Let me ask you a few questions before we look at your menu -- first, do you count calories or track in Fitday? It's really hard to figure out exactly how much you're eating unless you can add it up. Did you count calories while you were losing?
Second, do you get hungry during the day eating what you have listed?
Third, have you changed your eating since you reached goal?
OK, my first take is that you are REALLY light on protein (that's why I asked about whether or not you get hungry). Your breakfast and three snacks are almost all carbs (there's a little protein in there, but not much). I would be chewing my arm off from hunger an hour after eating each of those meals!
If the oatmeal is the instant kind, it's highly processed and full of sugar. Better to substitute the real stuff and it cooks in only 2 minutes, 15 seconds in the microwave. Scramble some egg whites while it's cooking it and you have a real breakfast.

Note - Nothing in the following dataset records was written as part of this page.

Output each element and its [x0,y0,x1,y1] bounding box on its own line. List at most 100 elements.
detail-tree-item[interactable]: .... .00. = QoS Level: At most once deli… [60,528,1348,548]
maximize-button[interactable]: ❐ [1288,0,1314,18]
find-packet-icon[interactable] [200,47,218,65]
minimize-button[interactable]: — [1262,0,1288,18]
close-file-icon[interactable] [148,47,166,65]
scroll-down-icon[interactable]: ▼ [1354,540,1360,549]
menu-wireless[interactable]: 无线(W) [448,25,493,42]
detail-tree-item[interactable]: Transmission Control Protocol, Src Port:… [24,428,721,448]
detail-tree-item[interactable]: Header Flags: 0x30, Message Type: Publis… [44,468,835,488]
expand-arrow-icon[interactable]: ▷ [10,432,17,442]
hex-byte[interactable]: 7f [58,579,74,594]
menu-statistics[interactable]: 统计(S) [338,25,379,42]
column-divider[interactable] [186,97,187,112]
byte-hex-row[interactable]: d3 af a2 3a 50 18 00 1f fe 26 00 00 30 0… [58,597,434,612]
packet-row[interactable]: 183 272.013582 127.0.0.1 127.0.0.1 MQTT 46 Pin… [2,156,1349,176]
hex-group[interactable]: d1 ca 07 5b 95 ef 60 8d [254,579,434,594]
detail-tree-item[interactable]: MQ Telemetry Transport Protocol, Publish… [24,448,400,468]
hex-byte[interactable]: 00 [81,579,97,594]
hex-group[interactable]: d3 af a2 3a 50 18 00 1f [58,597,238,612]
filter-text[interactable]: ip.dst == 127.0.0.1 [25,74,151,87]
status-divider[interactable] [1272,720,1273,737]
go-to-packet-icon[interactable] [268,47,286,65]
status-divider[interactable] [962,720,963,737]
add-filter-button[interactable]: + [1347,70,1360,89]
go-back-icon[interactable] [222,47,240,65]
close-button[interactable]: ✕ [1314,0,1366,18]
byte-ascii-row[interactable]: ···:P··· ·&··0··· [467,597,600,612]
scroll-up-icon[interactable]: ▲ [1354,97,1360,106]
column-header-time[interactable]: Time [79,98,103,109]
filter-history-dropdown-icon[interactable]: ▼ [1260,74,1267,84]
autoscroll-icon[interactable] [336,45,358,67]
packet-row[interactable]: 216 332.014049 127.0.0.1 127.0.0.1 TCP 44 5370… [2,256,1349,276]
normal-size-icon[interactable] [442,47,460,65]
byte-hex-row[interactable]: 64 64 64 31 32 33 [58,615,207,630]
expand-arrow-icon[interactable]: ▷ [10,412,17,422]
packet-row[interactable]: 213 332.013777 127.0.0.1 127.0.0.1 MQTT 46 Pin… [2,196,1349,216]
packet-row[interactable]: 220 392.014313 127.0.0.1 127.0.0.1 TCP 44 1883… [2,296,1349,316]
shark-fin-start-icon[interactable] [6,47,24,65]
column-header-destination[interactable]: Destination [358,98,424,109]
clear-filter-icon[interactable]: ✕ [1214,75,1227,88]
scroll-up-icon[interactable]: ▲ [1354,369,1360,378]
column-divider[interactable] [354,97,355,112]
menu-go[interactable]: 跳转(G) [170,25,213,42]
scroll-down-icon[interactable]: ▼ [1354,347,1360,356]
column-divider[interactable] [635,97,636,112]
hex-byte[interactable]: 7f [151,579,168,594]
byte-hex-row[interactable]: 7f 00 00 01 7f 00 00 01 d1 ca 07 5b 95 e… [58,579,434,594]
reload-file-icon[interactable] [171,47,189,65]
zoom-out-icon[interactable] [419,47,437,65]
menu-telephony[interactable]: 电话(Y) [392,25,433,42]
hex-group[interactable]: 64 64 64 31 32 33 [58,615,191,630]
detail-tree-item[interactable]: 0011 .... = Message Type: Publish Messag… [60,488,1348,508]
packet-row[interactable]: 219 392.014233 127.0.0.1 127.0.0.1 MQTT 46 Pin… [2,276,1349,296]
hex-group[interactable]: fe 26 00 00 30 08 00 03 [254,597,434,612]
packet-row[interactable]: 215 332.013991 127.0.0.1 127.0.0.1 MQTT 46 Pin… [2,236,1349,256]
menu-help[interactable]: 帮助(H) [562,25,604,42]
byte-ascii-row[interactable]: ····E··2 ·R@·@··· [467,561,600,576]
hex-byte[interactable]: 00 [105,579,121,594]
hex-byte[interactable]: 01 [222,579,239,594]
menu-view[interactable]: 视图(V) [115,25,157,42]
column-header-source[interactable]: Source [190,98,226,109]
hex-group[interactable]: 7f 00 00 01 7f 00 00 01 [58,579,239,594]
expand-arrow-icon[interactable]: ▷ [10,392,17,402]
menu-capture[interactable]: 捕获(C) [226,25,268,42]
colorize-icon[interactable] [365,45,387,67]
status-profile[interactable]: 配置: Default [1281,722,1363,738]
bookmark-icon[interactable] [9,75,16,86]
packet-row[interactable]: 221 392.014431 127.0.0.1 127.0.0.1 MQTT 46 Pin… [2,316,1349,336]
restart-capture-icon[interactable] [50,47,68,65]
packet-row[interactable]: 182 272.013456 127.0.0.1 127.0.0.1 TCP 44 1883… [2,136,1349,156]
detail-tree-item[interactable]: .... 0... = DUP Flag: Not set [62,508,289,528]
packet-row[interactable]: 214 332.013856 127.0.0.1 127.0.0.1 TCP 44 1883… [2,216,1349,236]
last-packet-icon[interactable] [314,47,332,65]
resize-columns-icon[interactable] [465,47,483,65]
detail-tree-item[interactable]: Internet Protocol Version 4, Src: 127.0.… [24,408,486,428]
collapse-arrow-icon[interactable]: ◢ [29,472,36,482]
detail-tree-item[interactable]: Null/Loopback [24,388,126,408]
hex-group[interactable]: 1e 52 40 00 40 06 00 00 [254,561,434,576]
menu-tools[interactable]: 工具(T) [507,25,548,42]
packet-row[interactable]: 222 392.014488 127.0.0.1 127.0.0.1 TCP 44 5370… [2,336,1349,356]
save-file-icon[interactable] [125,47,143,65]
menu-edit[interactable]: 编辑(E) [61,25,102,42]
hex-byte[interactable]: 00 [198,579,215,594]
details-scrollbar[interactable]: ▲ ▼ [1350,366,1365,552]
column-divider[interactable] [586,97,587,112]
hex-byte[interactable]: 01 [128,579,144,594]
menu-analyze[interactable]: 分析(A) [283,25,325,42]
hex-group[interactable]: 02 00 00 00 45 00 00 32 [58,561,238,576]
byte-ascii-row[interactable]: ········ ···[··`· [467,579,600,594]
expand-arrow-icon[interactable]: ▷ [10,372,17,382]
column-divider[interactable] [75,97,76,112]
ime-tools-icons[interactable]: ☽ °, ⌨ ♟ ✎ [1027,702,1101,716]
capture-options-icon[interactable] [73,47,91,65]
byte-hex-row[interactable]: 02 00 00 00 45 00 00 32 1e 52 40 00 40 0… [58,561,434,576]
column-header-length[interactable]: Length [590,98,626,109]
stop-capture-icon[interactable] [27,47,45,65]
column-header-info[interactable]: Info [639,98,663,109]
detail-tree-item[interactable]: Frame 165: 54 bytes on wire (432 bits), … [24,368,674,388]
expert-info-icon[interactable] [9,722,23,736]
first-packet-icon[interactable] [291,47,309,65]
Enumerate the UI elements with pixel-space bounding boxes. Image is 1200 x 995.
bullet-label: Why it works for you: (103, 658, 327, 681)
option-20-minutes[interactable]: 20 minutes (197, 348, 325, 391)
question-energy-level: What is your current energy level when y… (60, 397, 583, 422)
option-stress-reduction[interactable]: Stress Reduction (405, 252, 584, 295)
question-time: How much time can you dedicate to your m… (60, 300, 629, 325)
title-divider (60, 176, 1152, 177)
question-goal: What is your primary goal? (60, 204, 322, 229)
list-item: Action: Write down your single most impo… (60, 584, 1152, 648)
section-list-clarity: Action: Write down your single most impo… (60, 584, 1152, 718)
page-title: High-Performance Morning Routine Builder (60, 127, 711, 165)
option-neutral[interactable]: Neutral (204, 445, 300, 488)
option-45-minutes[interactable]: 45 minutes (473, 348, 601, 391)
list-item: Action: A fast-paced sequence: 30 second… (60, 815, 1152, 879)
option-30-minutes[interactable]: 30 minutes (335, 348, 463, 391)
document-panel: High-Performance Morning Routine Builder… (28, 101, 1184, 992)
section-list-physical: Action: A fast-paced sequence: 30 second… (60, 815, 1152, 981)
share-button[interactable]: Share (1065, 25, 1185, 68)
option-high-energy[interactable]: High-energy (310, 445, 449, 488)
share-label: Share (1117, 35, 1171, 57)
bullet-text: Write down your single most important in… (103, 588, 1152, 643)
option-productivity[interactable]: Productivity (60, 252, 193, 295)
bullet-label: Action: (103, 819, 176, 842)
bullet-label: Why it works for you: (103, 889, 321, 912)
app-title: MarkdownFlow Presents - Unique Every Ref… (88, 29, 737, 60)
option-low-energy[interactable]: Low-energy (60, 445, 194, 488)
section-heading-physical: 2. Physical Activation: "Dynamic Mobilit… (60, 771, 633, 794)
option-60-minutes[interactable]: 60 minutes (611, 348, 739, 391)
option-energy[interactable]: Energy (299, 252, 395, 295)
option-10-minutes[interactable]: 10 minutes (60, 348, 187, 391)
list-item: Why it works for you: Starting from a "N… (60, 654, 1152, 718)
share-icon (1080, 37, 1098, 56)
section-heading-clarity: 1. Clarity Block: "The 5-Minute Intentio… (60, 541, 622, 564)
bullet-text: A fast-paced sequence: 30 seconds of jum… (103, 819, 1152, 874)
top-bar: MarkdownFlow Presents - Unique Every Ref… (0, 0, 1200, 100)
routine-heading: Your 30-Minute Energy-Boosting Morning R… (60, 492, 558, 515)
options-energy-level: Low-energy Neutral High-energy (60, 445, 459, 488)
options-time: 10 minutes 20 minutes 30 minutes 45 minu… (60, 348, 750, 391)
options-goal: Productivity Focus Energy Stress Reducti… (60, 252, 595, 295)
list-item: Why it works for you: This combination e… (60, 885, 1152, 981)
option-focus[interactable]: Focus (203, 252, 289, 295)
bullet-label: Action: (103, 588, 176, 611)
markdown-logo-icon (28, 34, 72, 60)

Yogurt: definitely opt for the SF, LF kind. You could add a protein serving to that also.
Lean Cuisine: highly processed, low in fiber, high in sodium, low in protein - but convenient
. Could you pack a lunch instead with protein, some veggies, and complex carbs?
Apple and rice cakes: all carbs, though the apple is a good carb. The caramel rice cakes are loaded with sugar and have very little nutrition. They're basically diet junk food. How about string cheese with the apple instead? Or some other protein?
Salad: I can't knock a good salad
, though you could throw some chicken or tuna on for protein.
Dinner: you're probably getting some protein there. Other than that, we don't have much to go on.
I'm all in favor of eating every three hours or so and frequent small meals, so I definitely think you're on the right track there.
What works for me are five meals a day too, but I make sure to have some protein with each one. I put together a protein + good carb, which would be fruits, veggies, and complex starches like (real) oatmeal.
So why am I making such a fuss about protein? A few reasons - first, protein helps keep you full longer. Second, when you're working out, you need protein to build and repair your muscles. Third, there are some studies showing that eating a higher protein diet helps with weight loss:
http://msnbc.msn.com/id/3076969/ .
So please don't be scared! As long as you're consciously thinking about making good food choices, you'll be just fine. My suggestions are to track what you're eating to see what your daily calories are, add in some protein, get away from sugar, and beware eating out!